A small amount of the radiocesium was detected and Yuichiro speculated that it had spread to the center of the Arctic Ocean.

The tritium in the contaminated water that Tokyo Electric Power Company plans to discharge will likely follow the same path, Kyodo News said.

Zhang Yancang, director of the Yellow Sea and Bohai Sea Research Institute of Dalian Maritime University told the Global Times that the possibility exists that the radioactive material was brought through the ballast water in ships, which would be horrible.

Zhang explained that the ballast water in ships needs to be replaced regularly. If the ship takes in new ballast water in a port near Japan, it might carry water with radioactive material and release it somewhere around the world, which is unpredictable.

Zhang who didn't expect the radioactive material to reach the Arctic Ocean so quickly said that it remains to be seen if the ocean current could speed up the spread of the radioactive material.

China should start collecting data of the amount of radioactive substances before and after Japan dumps the radioactive water in 2033 as evidence to help defend its maritime interests, he said.
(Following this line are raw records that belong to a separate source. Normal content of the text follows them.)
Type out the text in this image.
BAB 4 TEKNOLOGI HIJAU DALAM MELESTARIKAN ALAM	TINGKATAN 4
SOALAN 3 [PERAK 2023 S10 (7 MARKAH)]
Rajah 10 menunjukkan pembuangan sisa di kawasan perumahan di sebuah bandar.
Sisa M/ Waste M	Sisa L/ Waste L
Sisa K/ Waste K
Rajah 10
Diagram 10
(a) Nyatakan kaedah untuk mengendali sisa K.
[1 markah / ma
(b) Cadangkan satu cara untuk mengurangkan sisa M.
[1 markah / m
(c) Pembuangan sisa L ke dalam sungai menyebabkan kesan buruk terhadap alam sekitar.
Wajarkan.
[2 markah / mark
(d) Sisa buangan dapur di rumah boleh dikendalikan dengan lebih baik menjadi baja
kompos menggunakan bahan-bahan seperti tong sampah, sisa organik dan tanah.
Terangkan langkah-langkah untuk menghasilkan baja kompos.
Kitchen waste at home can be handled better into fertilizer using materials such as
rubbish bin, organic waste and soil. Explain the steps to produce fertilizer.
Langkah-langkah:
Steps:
"This is not the first report that confirmed that radioactive substance from the Fukushima nuclear accident had been detected in the Arctic Ocean. The research results of researchers at Tsukuba University released in November also found that Cesium-137, a radioactive substance that flowed into the sea in the Fukushima nuclear accident, was detected in the Arctic Ocean," Zhao Lijian, spokesperson of the Chinese Foreign Ministry, said at Wednesday's media briefing.

These findings of Japanese scholars clearly illustrate the fact that the radioactive substances leaked from the accident at the Fukushima nuclear power plant have spread to the Pacific Ocean and the Arctic Ocean and may affect waters around the globe, he said.

"If the more than 1.2 million tonnes of nuclear contaminated water is discharged into the Pacific Ocean as planned by Japan, it will have an impact on the marine environment in the whole region and even the world. Is this the kind of consequence that can be born by Japan alone?" Zhao said, urging Japan to take a responsible attitude toward the marine environment and humanity's health, revoke its wrong decision of ocean release and stop the preparatory work for the discharge.